- Rapsody – Laila’s Wisdom
Rapsody’s sophomore album is a namesake of the North Carolina rapper’s late grandmother. “There was just a quote [from her] that I grew up on,” she told Billboard last September. “It was, ‘Give me my flowers while I’m here, while I can still smell them.’” Adhering to Laila’s wisdom, Rapsody has earned her flowers with this project. Laila’s Wisdom balances immense thematic scope with scalpel-sharp storytelling, given further layers by the soul-infused instrumentals (almost all of which were provided by 9th Wonder). Though it begs to for comparisons to Kendrick Lamar’s Good Kid, M.A.A.D City—another breakout sophomore album with emphases on narrative—Laila’s Wisdom feels wholly original in that Rapsody herself is such a fresh presence in the genre. With Laila’s Wisdom, Rapsody etched her name into the annals of hip-hop as one of the great female emcees and one of the best rappers of our time.

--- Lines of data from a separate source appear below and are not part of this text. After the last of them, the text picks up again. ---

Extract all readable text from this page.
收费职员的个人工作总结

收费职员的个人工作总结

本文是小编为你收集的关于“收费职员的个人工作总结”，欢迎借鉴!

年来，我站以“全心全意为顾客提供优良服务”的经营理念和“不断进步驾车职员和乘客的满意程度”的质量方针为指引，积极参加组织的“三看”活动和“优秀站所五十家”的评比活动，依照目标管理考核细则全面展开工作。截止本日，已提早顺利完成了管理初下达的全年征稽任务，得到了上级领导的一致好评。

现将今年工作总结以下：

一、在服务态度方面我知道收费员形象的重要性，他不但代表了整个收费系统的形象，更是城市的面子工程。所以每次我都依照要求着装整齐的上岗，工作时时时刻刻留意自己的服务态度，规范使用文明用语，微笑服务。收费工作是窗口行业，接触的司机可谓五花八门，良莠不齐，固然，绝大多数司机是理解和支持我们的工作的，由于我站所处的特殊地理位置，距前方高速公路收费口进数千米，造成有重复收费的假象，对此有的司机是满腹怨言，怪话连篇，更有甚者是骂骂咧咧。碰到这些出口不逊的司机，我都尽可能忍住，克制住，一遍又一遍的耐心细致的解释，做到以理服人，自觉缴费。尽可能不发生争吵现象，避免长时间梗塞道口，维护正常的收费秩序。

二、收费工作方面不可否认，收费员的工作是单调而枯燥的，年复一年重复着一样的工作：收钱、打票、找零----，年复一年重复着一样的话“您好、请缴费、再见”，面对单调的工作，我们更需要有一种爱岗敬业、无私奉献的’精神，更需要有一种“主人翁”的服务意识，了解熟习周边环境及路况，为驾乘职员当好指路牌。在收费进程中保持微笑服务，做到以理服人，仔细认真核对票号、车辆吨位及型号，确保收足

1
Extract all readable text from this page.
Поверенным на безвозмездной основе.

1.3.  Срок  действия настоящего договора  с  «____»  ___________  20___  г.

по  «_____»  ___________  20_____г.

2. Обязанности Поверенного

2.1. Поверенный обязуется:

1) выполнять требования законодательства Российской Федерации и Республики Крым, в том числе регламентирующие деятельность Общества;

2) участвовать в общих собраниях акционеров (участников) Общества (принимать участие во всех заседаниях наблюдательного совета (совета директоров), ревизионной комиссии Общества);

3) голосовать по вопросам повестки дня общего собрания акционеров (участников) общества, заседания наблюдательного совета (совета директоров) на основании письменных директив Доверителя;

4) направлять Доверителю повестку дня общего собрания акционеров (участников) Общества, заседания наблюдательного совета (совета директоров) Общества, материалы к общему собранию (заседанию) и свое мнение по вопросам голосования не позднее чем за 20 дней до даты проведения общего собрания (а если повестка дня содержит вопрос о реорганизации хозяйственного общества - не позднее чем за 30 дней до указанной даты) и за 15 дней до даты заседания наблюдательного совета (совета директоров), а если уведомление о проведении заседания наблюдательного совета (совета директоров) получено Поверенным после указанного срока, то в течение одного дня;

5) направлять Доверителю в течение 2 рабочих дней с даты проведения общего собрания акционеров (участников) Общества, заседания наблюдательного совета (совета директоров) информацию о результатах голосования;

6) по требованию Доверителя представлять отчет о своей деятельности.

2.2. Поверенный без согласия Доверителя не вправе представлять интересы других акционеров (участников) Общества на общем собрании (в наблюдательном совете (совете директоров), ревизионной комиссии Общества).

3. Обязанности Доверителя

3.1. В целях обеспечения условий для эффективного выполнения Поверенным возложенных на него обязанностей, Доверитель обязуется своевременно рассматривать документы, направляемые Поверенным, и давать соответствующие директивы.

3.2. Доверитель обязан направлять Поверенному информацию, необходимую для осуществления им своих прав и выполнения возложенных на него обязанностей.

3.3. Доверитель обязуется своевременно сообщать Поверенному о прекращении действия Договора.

- The National – Sleep Well Beast
The National sometimes gets a bad reputation as being “sad white guy music,” and perhaps, as a sad white guy, I’m not the best spokesperson against that view. That characterization is true in a very literal sense, but it undervalues just how focused and personal frontman Matt Berninger’s songwriting is. The National’s seventh studio album is largely about the relationship struggles between Berninger and his wife Carin Besser (with whom he co-wrote the album), emphasizing the relationship over the struggles. This is to say that Sleep Well Beast successfully fleshes out its central relationship; for every somber track like “Nobody Else Will Be There,” there’s one of warm affection like “Born to Beg.” Though its tracklist doesn’t adhere to any narrative structure, it delivers scattered fragments of plot. Piecing together those fragments gives us a fuller understanding of Berninger and Besser’s relationship, and the result is a story of great beauty and poignance.

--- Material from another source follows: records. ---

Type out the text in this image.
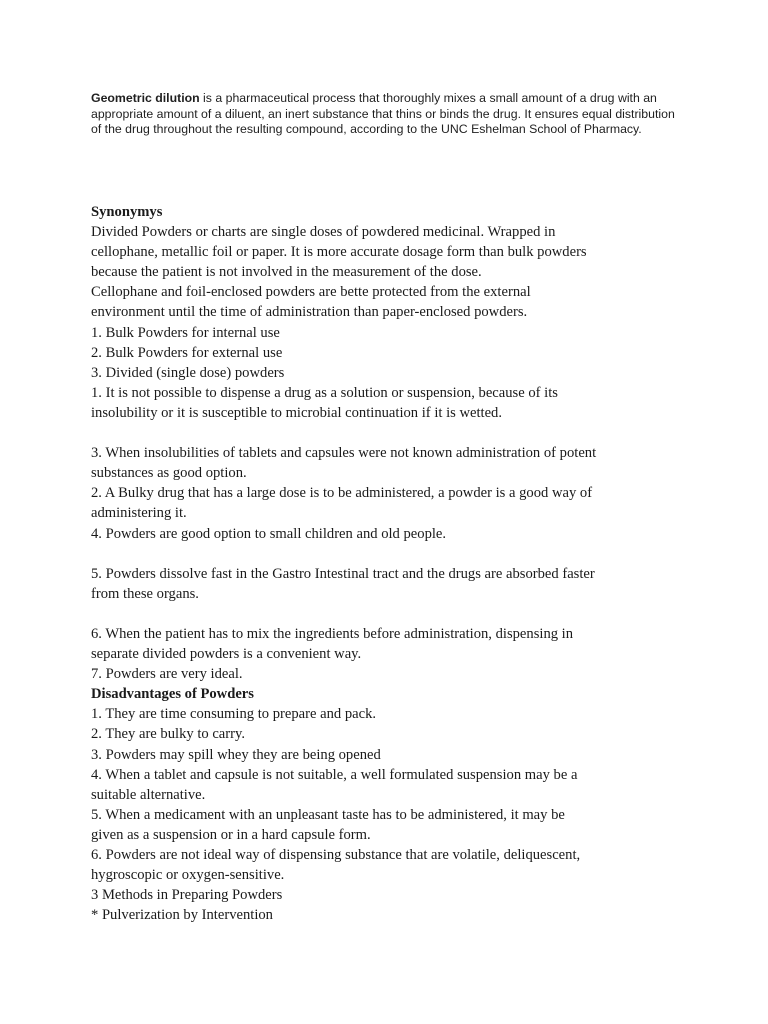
Geometric dilution is a pharmaceutical process that thoroughly mixes a small amount of a drug with an appropriate amount of a diluent, an inert substance that thins or binds the drug. It ensures equal distribution of the drug throughout the resulting compound, according to the UNC Eshelman School of Pharmacy.

Synonymys
Divided Powders or charts are single doses of powdered medicinal. Wrapped in
cellophane, metallic foil or paper. It is more accurate dosage form than bulk powders
because the patient is not involved in the measurement of the dose.
Cellophane and foil-enclosed powders are bette protected from the external
environment until the time of administration than paper-enclosed powders.
1. Bulk Powders for internal use
2. Bulk Powders for external use
3. Divided (single dose) powders
1. It is not possible to dispense a drug as a solution or suspension, because of its
insolubility or it is susceptible to microbial continuation if it is wetted.
3. When insolubilities of tablets and capsules were not known administration of potent
substances as good option.
2. A Bulky drug that has a large dose is to be administered, a powder is a good way of
administering it.
4. Powders are good option to small children and old people.
5. Powders dissolve fast in the Gastro Intestinal tract and the drugs are absorbed faster
from these organs.
6. When the patient has to mix the ingredients before administration, dispensing in
separate divided powders is a convenient way.
7. Powders are very ideal.
Disadvantages of Powders
1. They are time consuming to prepare and pack.
2. They are bulky to carry.
3. Powders may spill whey they are being opened
4. When a tablet and capsule is not suitable, a well formulated suspension may be a
suitable alternative.
5. When a medicament with an unpleasant taste has to be administered, it may be
given as a suspension or in a hard capsule form.
6. Powders are not ideal way of dispensing substance that are volatile, deliquescent,
hygroscopic or oxygen-sensitive.
3 Methods in Preparing Powders
* Pulverization by Intervention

- Alvvays – Antisocialites
Antisocialites is, to some degree, the antithesis of pop punk; instead, it’s something of a “punk pop” record, one with roots in dream pop but the internal furnace of a punk rocker. It fuses a twee pop youthfulness with the shimmer of dream pop, and laces the resulting musical fabric with stitches of sharp rock guitars. A track like “Dreams Tonite” is glossy and emotionally punchy in equal parts; following it, “Plimsoll Punks” picks up speed and energy, finding its edge without ever losing a sheen. As someone who finds little to enjoy in the traditional pop punk genre, Antisocialites is the kind of album that I want people to picture when thinking of the term “pop punk.” It’s a total reversal of the proportions of traditional pop punk—not so much a punk album with softened edges, but a lush piece of dream pop imbued with punk’s fiery spirit.
- Sampha – Process
If Sampha’s singing voice occasionally veers too close to a James Blake falsetto at various points over the course of the album, the mammoth chorus on lead single “Blood on Me” dispels any and all concerns that Sampha is an imitator. In ten tracks, the British R&B/electronic musician bares his soul across tender ballads (“(No One Knows Me) Like the Piano”), synthetic ambience (“What Shouldn’t I Be?”) and energetic pop infused with the West African kora (“Kora Sings”). It’s a tremendously ambitious debut, and if Sampha’s scope of vision remains as wide as it is on Process, he’s got a successful career ahead of him.
- Algiers – The Underside of Power
Every aspect of The Underside of Power—vocalist Franklin James Fisher’s post-punk gospel howls, the Southern Gothic atmosphere and the emphasis on atonality—eschews convention in some form or another. These unusual elements collectively create a cold, dystopian soundscape atop which Fisher comments on the similarly dystopic elements of American culture. “The hand that brings the gavel down / Is the hand that ties the noose,” he belts on “Cleveland,” a direct indictment of the pattern of Black bodies at the feet of police officers. The Underside of Power is a protest album through and through, a call for revolution in a bleak Orwellian world. No album in 2017 had quite the fire, the ambition, or the adventurousness of The Underside of Power. A triumphant improvement over the band’s already stellar self-titled debut, The Underside of Power sets the bar high for Algiers, and I truly believe the band is more than up to that challenge.